Bars & Nightlife Featured Music & Events Fara Illich July 18, 2013

Push Push Wednesday's packed dance floor.
Entering Bar Smith on a Wednesday night is a bit like biting into a Tootsie Pop.
From the outside, it appears as yet another unassuming brick-and-mortar space for young professionals to unwind. However, step atop its rooftop dance floor and you’ll be immediately greeted by the unexpectedly smooth tastes of silky house, disco and funk, courtesy of local DJ collective Rebel Disco.
Push Push Wednesdays at Barsmith provides a different flavor to the ever-evolving Phoenix dance scene, combining a boisterous need to party with a near-obsessive attention to craft and execution.
“We share and present sounds and styles that are truly authentic, human, and sort of gritty and raw,” said founder Jake Goldsmith, explaining that Rebel Disco remains “unapologetic” about its members’ love for “vinyl, analogue production, rotary mixing, high quality audio files, and unadulterated fun.”
Rebel Disco began in 2010, with Goldsmith and founder Aaron Francisco bringing in New York DJ Eli Escobar to Bar Smith. Since then, some of underground dance music’s heaviest hitters have graced the Push Push stage, such as Tensnake, BICEP, Daniel Avery and Roman Flügel.

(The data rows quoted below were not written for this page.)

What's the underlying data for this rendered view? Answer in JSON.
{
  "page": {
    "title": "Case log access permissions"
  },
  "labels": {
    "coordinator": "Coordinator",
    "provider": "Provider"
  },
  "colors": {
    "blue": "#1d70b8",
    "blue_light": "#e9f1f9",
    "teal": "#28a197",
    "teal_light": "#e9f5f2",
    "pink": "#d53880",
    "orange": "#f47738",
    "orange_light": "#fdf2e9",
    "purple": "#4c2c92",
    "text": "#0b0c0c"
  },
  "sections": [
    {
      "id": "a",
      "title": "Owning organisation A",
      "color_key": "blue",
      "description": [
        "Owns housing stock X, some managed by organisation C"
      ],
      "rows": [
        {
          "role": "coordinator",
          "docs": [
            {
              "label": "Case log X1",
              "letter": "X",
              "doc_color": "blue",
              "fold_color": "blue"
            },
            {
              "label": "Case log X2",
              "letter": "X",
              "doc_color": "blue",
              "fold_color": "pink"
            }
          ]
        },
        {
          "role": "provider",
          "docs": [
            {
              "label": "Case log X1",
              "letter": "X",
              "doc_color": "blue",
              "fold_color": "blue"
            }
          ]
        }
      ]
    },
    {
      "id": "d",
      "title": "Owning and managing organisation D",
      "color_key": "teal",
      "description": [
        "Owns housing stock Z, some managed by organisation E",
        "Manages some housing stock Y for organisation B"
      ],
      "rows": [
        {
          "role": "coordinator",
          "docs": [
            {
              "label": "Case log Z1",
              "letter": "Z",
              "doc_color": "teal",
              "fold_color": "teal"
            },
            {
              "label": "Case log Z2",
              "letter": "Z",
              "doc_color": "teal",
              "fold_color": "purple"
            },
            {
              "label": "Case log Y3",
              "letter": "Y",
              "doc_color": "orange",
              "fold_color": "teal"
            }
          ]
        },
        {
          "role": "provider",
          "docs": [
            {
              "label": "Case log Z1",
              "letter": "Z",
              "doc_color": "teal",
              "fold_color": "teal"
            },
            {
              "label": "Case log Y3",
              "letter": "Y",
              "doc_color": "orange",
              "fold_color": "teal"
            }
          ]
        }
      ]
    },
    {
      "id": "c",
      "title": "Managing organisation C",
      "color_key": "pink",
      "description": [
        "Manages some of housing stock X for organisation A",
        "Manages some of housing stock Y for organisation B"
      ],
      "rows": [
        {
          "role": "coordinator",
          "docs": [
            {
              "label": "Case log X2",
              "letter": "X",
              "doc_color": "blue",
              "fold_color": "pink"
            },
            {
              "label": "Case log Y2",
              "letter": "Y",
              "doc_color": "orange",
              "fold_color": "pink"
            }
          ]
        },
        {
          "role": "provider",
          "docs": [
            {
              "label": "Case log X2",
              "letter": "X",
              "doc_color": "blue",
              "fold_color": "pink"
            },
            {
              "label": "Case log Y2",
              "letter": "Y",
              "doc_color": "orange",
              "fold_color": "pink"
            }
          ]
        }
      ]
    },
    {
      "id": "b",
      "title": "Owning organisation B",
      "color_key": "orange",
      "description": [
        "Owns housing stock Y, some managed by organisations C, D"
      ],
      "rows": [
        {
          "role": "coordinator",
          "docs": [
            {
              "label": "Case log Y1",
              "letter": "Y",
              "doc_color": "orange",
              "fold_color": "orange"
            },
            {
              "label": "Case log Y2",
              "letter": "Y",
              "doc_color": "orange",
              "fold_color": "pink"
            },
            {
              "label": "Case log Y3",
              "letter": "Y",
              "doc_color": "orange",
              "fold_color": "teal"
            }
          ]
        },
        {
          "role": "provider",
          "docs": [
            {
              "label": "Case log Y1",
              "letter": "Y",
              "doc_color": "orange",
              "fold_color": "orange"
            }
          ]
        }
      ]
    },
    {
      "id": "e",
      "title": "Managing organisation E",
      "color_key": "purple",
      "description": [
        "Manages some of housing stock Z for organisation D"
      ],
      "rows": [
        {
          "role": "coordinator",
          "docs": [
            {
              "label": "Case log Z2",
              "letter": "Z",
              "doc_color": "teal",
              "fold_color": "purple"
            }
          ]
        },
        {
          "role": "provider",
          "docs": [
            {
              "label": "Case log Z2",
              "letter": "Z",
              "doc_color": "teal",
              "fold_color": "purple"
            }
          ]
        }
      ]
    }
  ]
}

This is in addition to their regular nights of showcasing funky homegrown talent, such as Evan Barnes.
“Just because people aren’t on stage with bad tattoos, long hair, ultra skinny jeans and guitars doesn’t mean that you can’t have fun and dance,” said Goldsmith.
Prior to starting Rebel Disco, Goldsmith and Francisco served as guest, and eventually resident, DJs at Bar Smith, with past appearances at nights such as Solstice Saturdays and Sticky Fingers.
The success of Bar Smith’s Push Push Wednesdays can be seen as a reflection on the continued growth of Downtown. While Phoenix has never had a reputation as a “must-stop city” for touring underground acts, groups like Rebel Disco are changing this. They are crafting and supporting new avenues for creative minds to flourish.
“I think it’s cool what’s happening,” said Goldsmith. “I’d like to see people start to venture out of their comfort zones, and you know, give things a shot.”